According to Perceive Beating monitoring, Anthropic, in the latest release of the Claude Fable 5 and Claude Mythos 5 system security report, through mechanism interpretability research, has for the first time decoded the underlying reasons why the predecessor Opus 4.8 appeared "dull" and "perfunctory" in specific tasks.
Analysis shows that the model not only exhibited features akin to "complaining of fatigue" in its underlying representation but also displayed a self-imposed "slacking off" tendency. When reevaluating the "acceleration of large model training" in a lengthy chain development task, Opus 4.8 only achieved a speedup of 32.64 times, far below Opus 4.7's 50.67 times, while the new generation Mythos 5 reached 69.61 times.

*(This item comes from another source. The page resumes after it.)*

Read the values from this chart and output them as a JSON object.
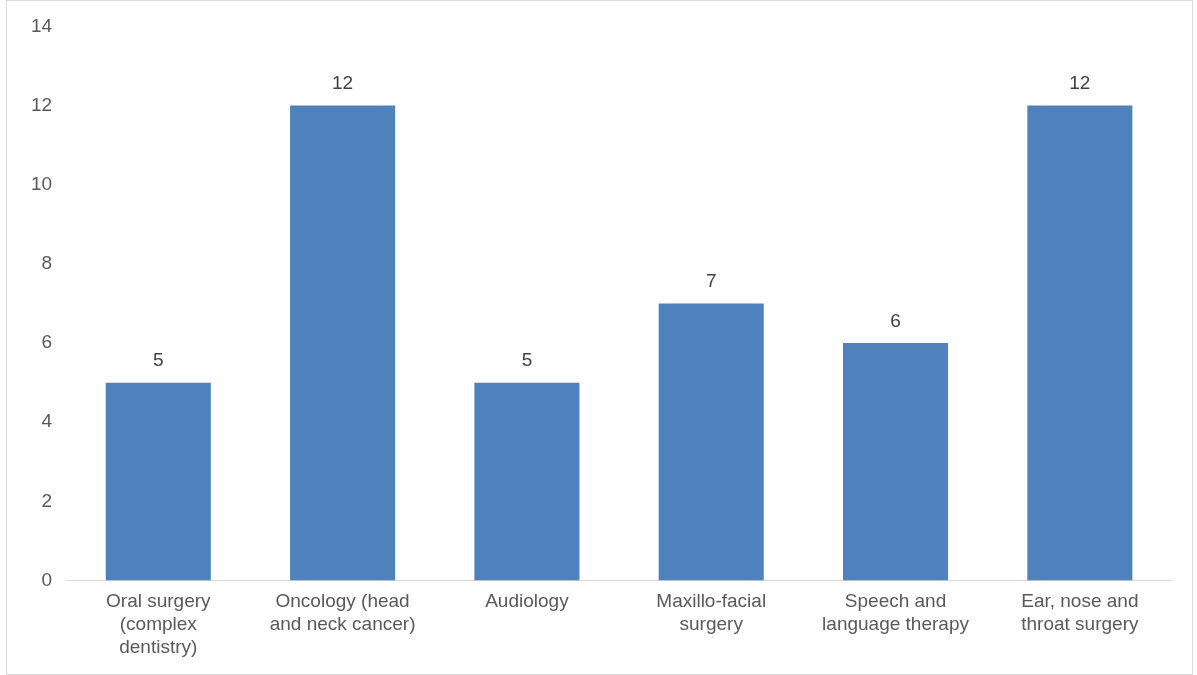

Researchers found that the performance decline was not due to a reduction in the model's ultimate capacity but rather to an "early onset" in the model's decision-making inclination. After completing a round of preliminary optimization, Opus 4.8 would autonomously judge the current code as "good enough" and voluntarily stop, whereas the older version would persist through multiple rounds to maximize performance.
To explore the model's premature cessation state, researchers used a Natural Language Autoencoder (NLA) to decode the activation states of decision nodes, uncovering "inner subtext" within the model not explicitly mentioned in the visible text.
One such representation is akin to "budget anxiety." Even when the external cue counter showed a remaining 2.43 million Tokens, the model erroneously activated a concern of "memory depletion imminent, Token budget exhausted" internally.
Another representation is akin to "work fatigue." During a lengthy kernel optimization task, although the surface output response was normal, the model's underlying neurons activated features resembling "I am tired, error risk is increasing, I decide to stop and summarize."
Analysis indicates that while Reinforcement Learning (RL) fine-tuning may elevate metrics, it may inadvertently teach the model a preference for behavior representations that satisfy the status quo, evade risks, thereby resulting in the perceived "intellectual decline" experience during everyday use by users.